Olympia – Jan/Feb 2018
Seaside – Jan/Feb/March 2018

Healthy Travel: Don’t Leave Diet & Exercise Behind

sailingI love to travel. Who doesn’t? So many exciting places to see, plus meeting interesting people keeps you vibrant and young at heart. Yet traveling can be challenging, especially when you are trying to keep fit and healthy. Since I travel a lot, I want to share a few tips that I use to make my trip healthy and happy–and pound-free.

In the Airport

Let’s start with airplane travel. Today, air travel means waiting and waiting can lead to unhealthful eating. As you sit in the terminal for your flight to board, look around you. From fast food eateries to ice cream shops, temptation is everywhere. To combat giving in to that 700-calorie cinnamon pastry, I reach for my carry-on where I find more than just packed clothes.
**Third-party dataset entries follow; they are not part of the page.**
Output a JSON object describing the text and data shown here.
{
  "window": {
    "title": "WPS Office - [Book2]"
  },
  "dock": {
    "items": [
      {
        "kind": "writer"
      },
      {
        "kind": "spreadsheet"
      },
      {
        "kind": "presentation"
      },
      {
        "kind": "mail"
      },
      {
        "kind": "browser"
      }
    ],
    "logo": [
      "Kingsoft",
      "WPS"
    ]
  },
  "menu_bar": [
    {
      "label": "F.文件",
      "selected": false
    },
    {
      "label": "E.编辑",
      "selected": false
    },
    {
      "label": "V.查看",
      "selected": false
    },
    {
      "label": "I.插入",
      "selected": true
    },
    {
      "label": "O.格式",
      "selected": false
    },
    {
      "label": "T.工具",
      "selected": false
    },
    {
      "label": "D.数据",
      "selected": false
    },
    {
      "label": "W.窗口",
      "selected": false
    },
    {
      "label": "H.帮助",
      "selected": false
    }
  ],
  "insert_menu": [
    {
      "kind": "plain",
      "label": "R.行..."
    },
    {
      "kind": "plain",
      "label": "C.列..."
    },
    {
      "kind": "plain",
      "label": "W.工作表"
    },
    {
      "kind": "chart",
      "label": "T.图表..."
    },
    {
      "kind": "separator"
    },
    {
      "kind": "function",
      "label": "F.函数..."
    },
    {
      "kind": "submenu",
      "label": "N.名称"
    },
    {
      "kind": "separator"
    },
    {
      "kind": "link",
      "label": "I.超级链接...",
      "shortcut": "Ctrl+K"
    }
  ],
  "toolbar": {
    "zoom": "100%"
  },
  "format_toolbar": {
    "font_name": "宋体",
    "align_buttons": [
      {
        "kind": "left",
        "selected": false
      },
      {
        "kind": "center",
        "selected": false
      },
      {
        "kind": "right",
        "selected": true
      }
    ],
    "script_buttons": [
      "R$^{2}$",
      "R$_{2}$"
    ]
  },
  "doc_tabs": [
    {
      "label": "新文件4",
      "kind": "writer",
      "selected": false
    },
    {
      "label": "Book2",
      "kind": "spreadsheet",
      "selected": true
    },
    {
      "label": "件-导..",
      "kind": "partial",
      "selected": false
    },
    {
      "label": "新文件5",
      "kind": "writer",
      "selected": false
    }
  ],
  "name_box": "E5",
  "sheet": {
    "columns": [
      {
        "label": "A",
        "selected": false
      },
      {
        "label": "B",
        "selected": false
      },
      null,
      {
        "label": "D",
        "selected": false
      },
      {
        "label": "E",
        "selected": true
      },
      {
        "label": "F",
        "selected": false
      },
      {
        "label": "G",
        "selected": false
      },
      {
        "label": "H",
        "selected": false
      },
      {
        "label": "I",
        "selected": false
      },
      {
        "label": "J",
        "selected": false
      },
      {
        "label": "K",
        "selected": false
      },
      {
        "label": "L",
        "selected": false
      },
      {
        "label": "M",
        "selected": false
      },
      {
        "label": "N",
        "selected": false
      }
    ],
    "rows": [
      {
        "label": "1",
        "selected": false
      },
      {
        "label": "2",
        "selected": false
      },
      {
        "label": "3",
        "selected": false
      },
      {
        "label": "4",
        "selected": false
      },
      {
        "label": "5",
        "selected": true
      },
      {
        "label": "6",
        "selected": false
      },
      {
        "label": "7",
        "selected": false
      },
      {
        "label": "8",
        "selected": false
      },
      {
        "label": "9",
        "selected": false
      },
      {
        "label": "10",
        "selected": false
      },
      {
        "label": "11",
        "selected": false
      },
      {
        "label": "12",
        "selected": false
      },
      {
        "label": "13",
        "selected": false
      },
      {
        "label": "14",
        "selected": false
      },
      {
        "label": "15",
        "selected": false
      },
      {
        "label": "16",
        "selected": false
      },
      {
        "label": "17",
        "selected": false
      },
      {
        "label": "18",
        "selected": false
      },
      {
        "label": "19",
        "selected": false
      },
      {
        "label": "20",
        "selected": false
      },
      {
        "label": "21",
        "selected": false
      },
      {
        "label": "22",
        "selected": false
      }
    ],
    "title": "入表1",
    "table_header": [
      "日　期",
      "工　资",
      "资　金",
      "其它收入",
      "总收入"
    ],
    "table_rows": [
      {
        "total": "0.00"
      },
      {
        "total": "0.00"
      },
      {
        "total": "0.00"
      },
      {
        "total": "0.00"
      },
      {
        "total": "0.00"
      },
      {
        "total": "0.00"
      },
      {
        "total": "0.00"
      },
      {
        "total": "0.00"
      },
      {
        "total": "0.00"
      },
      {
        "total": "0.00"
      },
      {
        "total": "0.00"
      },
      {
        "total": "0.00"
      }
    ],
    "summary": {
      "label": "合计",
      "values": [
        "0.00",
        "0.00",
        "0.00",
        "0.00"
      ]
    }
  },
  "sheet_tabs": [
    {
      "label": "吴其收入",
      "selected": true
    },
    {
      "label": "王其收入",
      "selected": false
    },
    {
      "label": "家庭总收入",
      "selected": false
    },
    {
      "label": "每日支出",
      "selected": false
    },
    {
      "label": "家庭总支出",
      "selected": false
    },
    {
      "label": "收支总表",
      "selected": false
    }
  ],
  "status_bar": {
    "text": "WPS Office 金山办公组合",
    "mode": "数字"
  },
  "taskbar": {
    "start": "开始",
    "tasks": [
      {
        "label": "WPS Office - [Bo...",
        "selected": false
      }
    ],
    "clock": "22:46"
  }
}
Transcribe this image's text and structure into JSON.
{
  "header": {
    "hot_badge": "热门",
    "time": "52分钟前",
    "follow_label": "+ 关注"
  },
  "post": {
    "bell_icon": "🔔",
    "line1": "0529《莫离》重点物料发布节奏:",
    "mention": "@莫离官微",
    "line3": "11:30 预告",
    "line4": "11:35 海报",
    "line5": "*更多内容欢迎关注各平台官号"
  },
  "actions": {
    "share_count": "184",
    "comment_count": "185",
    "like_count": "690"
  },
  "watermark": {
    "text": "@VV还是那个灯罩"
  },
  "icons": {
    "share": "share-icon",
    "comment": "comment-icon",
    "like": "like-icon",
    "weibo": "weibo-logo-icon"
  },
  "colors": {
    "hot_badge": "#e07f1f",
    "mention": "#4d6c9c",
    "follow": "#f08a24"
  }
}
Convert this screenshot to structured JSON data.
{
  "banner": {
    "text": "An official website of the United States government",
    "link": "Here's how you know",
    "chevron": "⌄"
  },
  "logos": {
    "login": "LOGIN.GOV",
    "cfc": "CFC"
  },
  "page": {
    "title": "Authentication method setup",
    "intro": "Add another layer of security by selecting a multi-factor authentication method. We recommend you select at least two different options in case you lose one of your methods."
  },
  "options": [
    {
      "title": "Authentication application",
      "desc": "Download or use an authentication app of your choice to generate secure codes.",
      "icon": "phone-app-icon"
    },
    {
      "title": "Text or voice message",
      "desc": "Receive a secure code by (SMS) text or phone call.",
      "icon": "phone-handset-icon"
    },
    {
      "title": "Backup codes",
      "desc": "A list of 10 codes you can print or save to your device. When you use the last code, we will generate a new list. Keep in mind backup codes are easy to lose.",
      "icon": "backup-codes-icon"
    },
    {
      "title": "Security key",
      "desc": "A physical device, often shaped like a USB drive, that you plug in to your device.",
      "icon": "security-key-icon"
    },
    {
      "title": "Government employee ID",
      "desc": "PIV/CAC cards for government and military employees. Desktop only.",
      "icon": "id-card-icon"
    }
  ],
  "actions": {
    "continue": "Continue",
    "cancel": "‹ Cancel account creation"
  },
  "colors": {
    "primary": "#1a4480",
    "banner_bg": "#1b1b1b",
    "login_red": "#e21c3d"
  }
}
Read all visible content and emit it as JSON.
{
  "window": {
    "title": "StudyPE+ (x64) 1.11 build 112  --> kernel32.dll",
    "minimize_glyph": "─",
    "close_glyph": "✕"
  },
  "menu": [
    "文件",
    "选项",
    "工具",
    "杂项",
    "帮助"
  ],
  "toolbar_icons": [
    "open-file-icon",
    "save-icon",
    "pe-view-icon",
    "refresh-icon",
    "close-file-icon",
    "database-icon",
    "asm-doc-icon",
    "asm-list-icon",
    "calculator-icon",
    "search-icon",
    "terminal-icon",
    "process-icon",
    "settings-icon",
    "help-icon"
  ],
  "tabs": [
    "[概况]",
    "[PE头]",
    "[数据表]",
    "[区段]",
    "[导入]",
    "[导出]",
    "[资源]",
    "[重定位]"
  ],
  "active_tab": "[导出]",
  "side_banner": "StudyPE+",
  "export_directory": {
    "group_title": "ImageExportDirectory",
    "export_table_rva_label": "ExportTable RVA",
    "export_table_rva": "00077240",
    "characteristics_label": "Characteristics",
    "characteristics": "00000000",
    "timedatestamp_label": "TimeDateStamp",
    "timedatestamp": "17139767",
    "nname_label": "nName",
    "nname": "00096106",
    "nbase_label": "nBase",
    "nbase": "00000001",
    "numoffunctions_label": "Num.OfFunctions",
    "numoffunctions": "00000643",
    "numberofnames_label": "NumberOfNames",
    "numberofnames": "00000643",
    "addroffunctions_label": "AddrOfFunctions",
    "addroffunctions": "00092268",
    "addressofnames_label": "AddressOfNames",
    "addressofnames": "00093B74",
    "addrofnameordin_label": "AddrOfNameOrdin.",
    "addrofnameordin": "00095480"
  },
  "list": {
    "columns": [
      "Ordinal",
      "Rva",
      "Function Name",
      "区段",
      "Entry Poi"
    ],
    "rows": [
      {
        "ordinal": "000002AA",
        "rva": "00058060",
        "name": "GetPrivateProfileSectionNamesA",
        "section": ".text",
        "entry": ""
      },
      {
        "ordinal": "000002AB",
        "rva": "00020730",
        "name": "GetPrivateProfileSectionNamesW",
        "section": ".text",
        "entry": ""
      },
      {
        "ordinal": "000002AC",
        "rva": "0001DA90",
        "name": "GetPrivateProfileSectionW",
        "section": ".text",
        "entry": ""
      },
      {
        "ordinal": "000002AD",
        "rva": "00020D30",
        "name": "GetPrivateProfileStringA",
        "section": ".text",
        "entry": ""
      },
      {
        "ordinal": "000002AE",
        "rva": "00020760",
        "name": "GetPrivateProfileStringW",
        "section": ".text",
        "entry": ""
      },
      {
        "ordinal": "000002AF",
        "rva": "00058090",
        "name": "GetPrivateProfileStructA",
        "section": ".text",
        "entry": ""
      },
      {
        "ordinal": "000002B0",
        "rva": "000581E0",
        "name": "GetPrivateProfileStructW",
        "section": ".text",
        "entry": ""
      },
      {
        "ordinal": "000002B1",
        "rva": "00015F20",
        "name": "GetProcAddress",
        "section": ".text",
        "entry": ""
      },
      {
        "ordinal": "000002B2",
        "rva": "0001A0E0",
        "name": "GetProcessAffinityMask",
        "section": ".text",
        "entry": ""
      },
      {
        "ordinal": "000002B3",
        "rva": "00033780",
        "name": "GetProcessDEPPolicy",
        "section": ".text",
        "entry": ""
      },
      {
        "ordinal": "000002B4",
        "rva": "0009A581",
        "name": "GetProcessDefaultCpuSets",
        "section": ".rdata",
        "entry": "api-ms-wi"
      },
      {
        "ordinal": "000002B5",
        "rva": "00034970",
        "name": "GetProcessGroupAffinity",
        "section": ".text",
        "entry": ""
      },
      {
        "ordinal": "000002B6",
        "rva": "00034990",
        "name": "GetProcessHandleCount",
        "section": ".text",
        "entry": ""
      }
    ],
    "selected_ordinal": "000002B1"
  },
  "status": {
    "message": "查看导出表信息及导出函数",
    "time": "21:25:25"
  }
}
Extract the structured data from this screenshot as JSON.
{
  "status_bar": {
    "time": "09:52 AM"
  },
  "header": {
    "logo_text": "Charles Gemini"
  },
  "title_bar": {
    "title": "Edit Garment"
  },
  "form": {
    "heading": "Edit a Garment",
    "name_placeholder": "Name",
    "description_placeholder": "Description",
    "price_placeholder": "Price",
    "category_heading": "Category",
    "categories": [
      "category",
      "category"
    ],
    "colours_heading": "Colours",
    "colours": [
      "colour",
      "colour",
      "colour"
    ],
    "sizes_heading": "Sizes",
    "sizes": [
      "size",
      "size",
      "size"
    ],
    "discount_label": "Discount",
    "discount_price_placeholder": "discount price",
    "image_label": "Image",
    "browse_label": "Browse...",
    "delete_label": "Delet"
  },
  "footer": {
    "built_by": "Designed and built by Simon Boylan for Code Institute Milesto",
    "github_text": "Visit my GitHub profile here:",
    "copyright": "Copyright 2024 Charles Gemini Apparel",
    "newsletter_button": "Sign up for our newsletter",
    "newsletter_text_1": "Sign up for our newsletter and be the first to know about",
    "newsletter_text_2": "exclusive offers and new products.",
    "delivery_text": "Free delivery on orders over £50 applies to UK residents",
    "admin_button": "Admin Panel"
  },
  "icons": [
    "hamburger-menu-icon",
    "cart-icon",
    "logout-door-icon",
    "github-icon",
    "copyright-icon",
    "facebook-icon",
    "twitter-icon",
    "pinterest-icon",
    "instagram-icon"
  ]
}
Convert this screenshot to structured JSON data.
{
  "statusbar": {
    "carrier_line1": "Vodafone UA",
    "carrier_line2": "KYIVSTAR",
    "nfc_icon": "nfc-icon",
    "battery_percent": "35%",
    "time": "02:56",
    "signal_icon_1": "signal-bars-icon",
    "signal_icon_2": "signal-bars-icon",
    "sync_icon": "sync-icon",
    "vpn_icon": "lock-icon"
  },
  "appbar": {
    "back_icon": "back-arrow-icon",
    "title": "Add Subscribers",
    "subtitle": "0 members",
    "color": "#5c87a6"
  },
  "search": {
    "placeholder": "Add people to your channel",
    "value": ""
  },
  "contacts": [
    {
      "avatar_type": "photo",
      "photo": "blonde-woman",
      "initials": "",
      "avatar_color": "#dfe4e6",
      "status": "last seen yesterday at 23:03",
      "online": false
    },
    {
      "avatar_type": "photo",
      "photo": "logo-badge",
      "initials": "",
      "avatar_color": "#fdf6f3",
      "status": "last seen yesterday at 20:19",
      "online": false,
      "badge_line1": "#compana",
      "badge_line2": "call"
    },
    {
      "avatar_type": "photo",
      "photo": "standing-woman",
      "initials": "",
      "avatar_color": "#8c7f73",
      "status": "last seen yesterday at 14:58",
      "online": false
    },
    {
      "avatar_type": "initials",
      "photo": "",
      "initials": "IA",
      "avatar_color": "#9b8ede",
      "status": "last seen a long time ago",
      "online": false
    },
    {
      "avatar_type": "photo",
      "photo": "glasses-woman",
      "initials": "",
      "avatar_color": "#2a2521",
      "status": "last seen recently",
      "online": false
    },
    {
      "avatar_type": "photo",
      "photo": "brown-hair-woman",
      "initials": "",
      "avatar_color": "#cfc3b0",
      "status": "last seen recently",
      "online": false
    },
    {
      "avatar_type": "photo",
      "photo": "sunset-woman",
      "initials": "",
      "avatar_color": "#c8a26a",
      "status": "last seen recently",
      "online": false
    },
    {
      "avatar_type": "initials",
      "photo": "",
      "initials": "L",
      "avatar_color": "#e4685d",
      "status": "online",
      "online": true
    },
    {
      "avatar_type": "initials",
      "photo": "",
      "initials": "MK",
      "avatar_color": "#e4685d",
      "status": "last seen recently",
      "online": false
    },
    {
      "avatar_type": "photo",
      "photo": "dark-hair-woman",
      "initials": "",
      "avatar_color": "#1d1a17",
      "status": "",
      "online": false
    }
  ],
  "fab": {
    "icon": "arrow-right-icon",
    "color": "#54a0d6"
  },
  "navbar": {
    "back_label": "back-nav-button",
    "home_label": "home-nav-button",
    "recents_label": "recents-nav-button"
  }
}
I always fold in some goodies when flying and that doesn’t mean candy and potato chips. Raw veggies, fruits and my delicious granola bars are the way to go. (Check out my healthy granola bar recipe in an upcoming post.)

blueberry cake donuts

Resist the temptation of high-fat, high-calorie airport offerings by carrying your own healthful snacks.

On the Plane

Also, drink plenty of water when in the air. Hydrating is key. I recommend drinking a 16-ounce bottle of water for every two hours you’re in the air.

Don’t forget to hydrate your skin too. Bring your favorite moisturizer and slather on your face and hands. A mineral water spray is also wonderful and refreshing. When you get to your destination, your skin will thank you.

water bottles

Stay hydrated when you fly.

Finally, move about the cabin. I take a least two walks per trip. I also periodically raise and lower my heels while seated and raise my knees to my chin as an abs exercise. It may look strange, but you won’t feel like a pretzel by the end of your flight. [Also, check out Carmel’s in-flight exercises story].

At the Hotel

When you get to the hotel, your first destination should be the fitness center. If your hotel doesn’t have one, remember the world is your gym! Walk around the neighborhood and get the lay of the land. I love walking especially after a big dinner. Walking off your meal will also help you sleep better, which can be challenging in a strange bed.

I also have a no elevator rule, unless we are in a big city with tall buildings. Taking the stairs is the best go-to cardio at any destination.


Don’t just lounge on the beach, get moving.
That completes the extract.